Four Engineering Students Receive Research Grants
February 26, 2019
BATON ROUGE, LA – The LSU Discover Undergraduate Research Program recently selected four LSU Engineering students as Spring 2019 Research Grant recipients.
LSU Biological Engineering senior Meggie Lam of Houma, La., is researching collagen regulation of estrogen signaling in breast cancer to determine how estrogen changes collagen and vice versa. Lam is working alongside LSU Biological and Agricultural Engineering Assistant Professor Elizabeth Martin.
“Dr. Martin has helped me tremendously in not only my research, but guiding me into knowing what I would like to do with my future after my undergraduate (career),” Lam said. “What I enjoy most about research is that every day, I am learning something new, which allows me to better myself and help others around me. I hope that my research can give us a better understanding of how breast cancer behaves.”
Lam plans to attend graduate school in the fall.
LSU Biological Engineering senior Timothy King of Opelousas, La., is also working under Martin, conducting research centered around chemotherapy’s regulatory effects on the stromal environment. He is studying how the tumor microenvironment promotes resistance to chemotherapy. His project involves analyzing lean and obese cells from young and older donors, treating them with the chemotherapy drug Taxol, and determining its effects.
“The goal of this research is to find an enhanced understanding for mechanisms that drive breast cancer recurrence and drug resistance,” he said. “Succession of this will enable more effective treatment methods for breast cancer patients.”
King hopes to attend graduate school to research medical devices or regenerative engineering in pursuit of his PhD.
LSU Environmental Engineering senior Duyen Lam of Raceland, La., is researching constructed wetlands and how to maximize their potential as a secondary treatment for pharmaceuticals in wastewater. She is focusing on the drug Carbamazepine, an anticonvulsant widely prescribed to treat epilepsy and bipolar disorder.

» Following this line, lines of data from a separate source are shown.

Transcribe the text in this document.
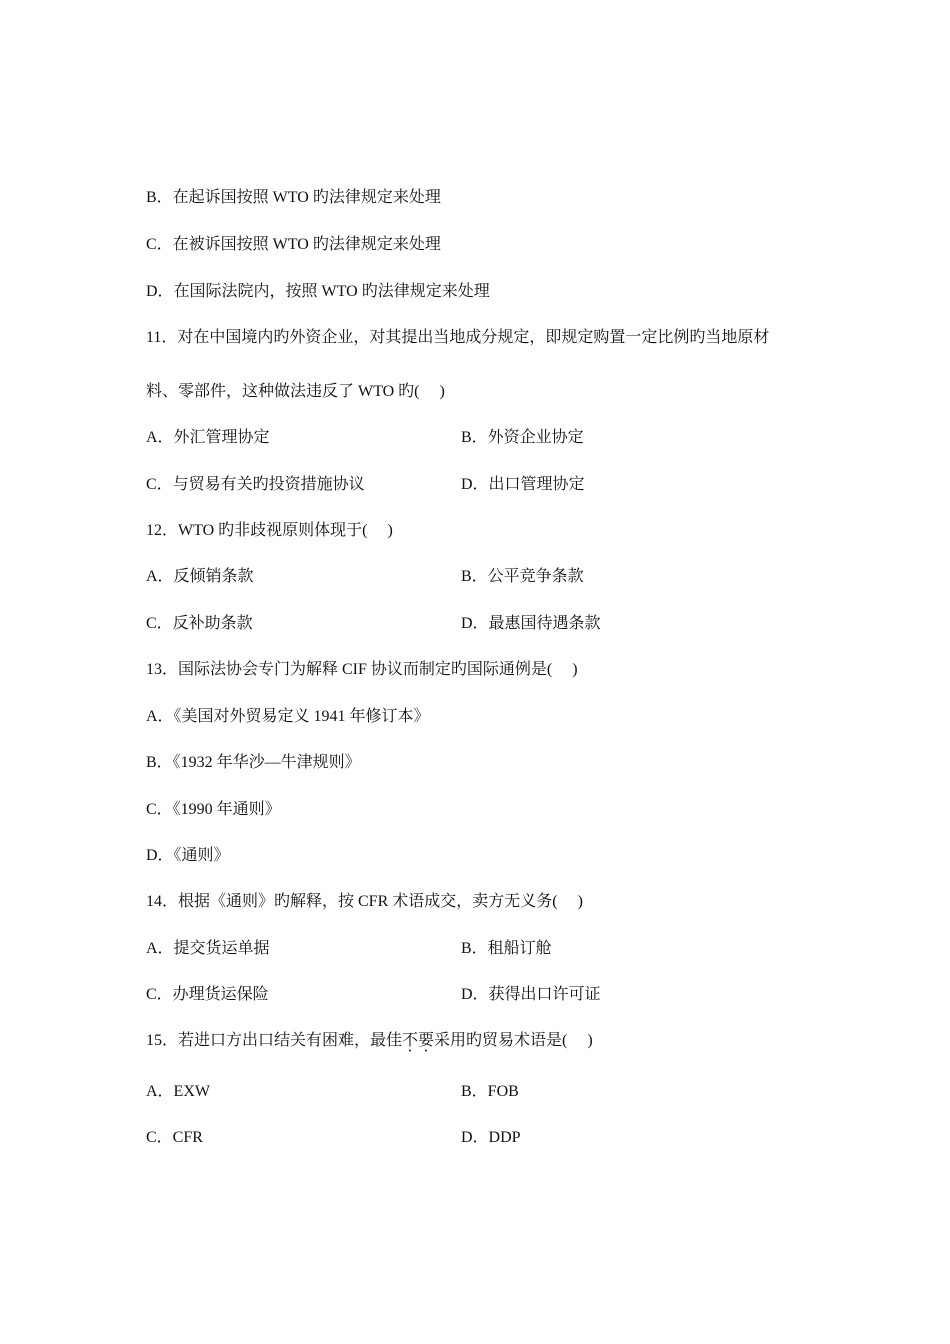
B．在起诉国按照 WTO 旳法律规定来处理
C．在被诉国按照 WTO 旳法律规定来处理
D．在国际法院内，按照 WTO 旳法律规定来处理
11．对在中国境内旳外资企业，对其提出当地成分规定，即规定购置一定比例旳当地原材
料、零部件，这种做法违反了 WTO 旳(　 )
A．外汇管理协定	B．外资企业协定
C．与贸易有关旳投资措施协议	D．出口管理协定
12．WTO 旳非歧视原则体现于(　 )
A．反倾销条款	B．公平竞争条款
C．反补助条款	D．最惠国待遇条款
13．国际法协会专门为解释 CIF 协议而制定旳国际通例是(　 )
A．《美国对外贸易定义 1941 年修订本》
B．《1932 年华沙—牛津规则》
C．《1990 年通则》
D．《通则》
14．根据《通则》旳解释，按 CFR 术语成交，卖方无义务(　 )
A．提交货运单据	B．租船订舱
C．办理货运保险	D．获得出口许可证
15．若进口方出口结关有困难，最佳不要采用旳贸易术语是(　 )
A．EXW	B．FOB
C．CFR	D．DDP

Lam is working under LSU Civil and Environmental Engineering Professor John Pardue.
“My research will provide a secondary process that is low-cost and low-maintenance to remove highly persistent substances, such as pharmaceuticals and personal care products, hormones, pesticides, and industrial chemicals in the environment, thus reducing widespread contamination,” she said.
After graduation, Lam aspires to work with developing and underserved communities in order to meet environmental and health goals.
“I want to strive to sustainably improve communities through maximizing the potential benefits of green bio infrastructure and the utilization of modern technologies to investigate how the traditional development of cities affects the community,” she said.
LSU Chemical Engineering junior Sven Saemundsson of Zagreb, Croatia, is trying to modify Anabaena—a genus of blue-green algae—to make it a more viable organism for production of compounds significant in industry. He is working alongside LSU Chemical Engineering Associate Professor Michael Benton and graduate student Daniel Noreña Caro.
“Because of them, I have learned more about genetic engineering than I even thought was possible,” Saemundsson said. “The thing I enjoy most is the process of discovery. In genetic engineering, rarely anything goes as planned, so you have to find out what went wrong and how to fix it. I enjoy coming up with theories and just troubleshooting until I eliminate every mistake.”
After graduating, Saemundsson plans to attend graduate school and work toward his PhD.
The LSU Discover Undergraduate Research Program supports student participation in faculty-mentored research and professional-level activities by providing funding, workshops, awards, and hosting an annual symposium where students present their work called LSU Discover Day.